Astonishingly outspoken and acerbic, even acid in his comments, Chomsky has invited a hail of critics who respond to the controversial nature of his views with matching vitriol. Among them is Arthur Schlessinger, who said, "One can only conclude that Chomsky's idea of the responsibility of an intellectual is to forswear reasoned analysis, indulge in moralistic declamation, fabricate evidence when necessary and shout, always at the top of one's voice." Anthony Lewis criticized Chomsky for his defense of Pol Pot, and former supporter, Christopher Hitchens, finally broke with Chomsky after Chomsky likened 9/11 to the missile strike on the Sudan chemical/pharmaceutical factory. Chomsky has elicited particularly harsh criticism from fellow Jews, some of which now see him as a "self-hating Jew" or "no longer Jewish." Among the prominent Jewish critics are Alan Dershowitz and David Horowitz, both of whom challenge Chomsky on wide ranging of fronts.

Interestingly, Chomsky has recently been among those criticizing deconstructionist and postmodern dogma. He has called much of deconstruction: "truism, error or gibberish" and has said he finds deconstructionist criticism of "white male science," akin to pre World War II German criticism of "Jewish physics." For Chomsky, the science is valid or wrong, but its origin is only incidental to that truth. And further, he supports the notion that there is such a thing as scientific fact, independent of the person who discovers or proves it.

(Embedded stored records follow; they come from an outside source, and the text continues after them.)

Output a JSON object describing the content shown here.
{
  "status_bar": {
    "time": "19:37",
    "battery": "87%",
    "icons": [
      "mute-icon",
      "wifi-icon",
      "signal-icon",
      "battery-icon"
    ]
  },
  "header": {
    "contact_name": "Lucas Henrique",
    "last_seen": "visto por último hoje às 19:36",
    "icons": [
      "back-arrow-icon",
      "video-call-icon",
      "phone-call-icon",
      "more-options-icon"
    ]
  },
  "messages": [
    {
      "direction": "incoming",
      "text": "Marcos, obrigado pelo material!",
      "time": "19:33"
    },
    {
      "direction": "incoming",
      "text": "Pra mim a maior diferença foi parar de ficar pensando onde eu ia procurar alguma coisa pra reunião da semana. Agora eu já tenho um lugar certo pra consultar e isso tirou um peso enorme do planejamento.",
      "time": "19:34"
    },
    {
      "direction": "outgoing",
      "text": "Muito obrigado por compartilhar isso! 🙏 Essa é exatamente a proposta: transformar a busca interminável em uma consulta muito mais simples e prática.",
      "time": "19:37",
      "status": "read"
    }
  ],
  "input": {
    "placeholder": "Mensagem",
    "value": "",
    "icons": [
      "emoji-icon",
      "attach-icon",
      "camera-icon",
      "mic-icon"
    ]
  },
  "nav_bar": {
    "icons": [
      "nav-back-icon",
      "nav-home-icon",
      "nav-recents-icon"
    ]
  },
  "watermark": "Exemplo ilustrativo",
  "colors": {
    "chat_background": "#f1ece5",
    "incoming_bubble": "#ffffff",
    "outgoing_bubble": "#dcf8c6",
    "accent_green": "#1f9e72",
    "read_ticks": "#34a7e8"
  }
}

Despite the controversies, Chomsky has earned more than 20 honorary degrees from the likes of Cambridge University, Harvard, Swarthmore, Delhi University, Amherst, the University of London Georgetown, and others. He has written more than 70 books and a thousand articles. The measure of his influence is characterized in the comments of Paul Robinson in a New York Times Book Review saying, "Judged in terms of the power, range, novelty and influence of his thought, Noam Chomsky is arguably the most important intellectual alive today." London Times named Chomsky "one of the thousand makers of the twentieth century," and Christopher Lehmann-Haupt in the New York Times has called him "the foremost gadfly of our national conscience."